Leaving the religious angle in the first place, I think it is clear that homosexuality is unnatural. The way the instant attraction of a man to a beautiful or a naked woman and the sexual organs of male and female naturally fits into each other puts homosexuals as being in the wrong side of the divide.
Also to evaluate the good or otherwise of homosexuality let us assume a situation where (just for evaluation Only) about 80% of men and women in the world go gay and lesbians now. Don’t you think the world may go extinct some time to come.
On the equality of sin, God does not grade sin but searches the intent of the heart to know the motive for every action of man.
As a Christian it is not my duty to condemn or criticize a gay or lesbians but to show him or her that just. as fornicators or liars will face the judgemen of God same applies to homosexuals as they all have disobeyed God. (1chorintians 6:9)
Let me conclude by saying that homosexuality is just one of the many evils that Satan introduce into the life of humans to ensure they live against the counsel of God and thereby incur the wrath of God.
bimbo
Sir K, thank you sir for reading and thereafter providing your comments.
Well, can I just point out that the God that created us is also the God of the Bonobos and many other animals that have been observed to display homosexual tendencies in the wild. If we argue that, LGBTQ is a result of human lust and sin, we need to find an argument to explain the same behaviours in other animals, even plants.
As to the sexual organs being complimentary, may I point out that we only say this from the perspective of humans and just 2 or 3 other animals that copulate face to face. The majority of animals can’t face each other to carry out this function. Perhaps a better argument, which you touched briefly in your opening is that, the LGBTQ approach does not make for procreation.
Well, I know you love chickens and you do eat a lot of them. You probably are aware that 5he majority of the chickens you eat are not produced through copulation of the hen and cock but through scientific alteration of their feeds and artificial inseminations.
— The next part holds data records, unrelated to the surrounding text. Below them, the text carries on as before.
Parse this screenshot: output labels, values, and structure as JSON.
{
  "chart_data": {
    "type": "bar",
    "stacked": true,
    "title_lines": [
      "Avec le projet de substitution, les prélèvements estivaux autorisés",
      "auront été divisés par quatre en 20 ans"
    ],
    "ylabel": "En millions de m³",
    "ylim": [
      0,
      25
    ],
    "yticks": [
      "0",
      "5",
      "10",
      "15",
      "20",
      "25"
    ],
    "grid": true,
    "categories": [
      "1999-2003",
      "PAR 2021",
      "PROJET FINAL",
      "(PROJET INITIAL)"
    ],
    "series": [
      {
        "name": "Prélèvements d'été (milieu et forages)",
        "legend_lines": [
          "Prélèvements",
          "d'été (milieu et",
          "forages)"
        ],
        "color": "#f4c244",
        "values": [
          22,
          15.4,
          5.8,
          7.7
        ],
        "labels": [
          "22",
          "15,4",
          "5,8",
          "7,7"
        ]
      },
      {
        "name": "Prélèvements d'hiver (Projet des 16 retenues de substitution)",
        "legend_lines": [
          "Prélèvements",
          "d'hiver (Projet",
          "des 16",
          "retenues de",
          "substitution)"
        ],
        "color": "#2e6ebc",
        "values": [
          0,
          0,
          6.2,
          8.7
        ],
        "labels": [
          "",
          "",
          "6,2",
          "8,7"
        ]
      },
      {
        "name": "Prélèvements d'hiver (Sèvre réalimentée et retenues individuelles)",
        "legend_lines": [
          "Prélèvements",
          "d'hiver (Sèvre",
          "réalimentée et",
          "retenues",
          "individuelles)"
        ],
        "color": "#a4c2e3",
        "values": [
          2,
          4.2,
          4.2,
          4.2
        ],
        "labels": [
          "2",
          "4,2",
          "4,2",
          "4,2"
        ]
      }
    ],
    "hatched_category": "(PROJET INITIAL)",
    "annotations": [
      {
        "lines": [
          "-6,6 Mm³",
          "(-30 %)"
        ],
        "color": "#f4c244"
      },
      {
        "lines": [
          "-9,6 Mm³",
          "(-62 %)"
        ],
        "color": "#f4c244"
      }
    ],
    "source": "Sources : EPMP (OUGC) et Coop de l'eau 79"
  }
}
It started with a sheep named Dolly, a few years back with massive uproar on the need to regulate cloning ang genetic manipulations but the world is gradually getting to terms with that. I think it was on this platform that someone shared a video of a mass incubation facility for producing children.
I don’t know what I don’t know but I will be unhappy to be at the receiving end of damnation by those that come after us, say a look back is done 100 years from now.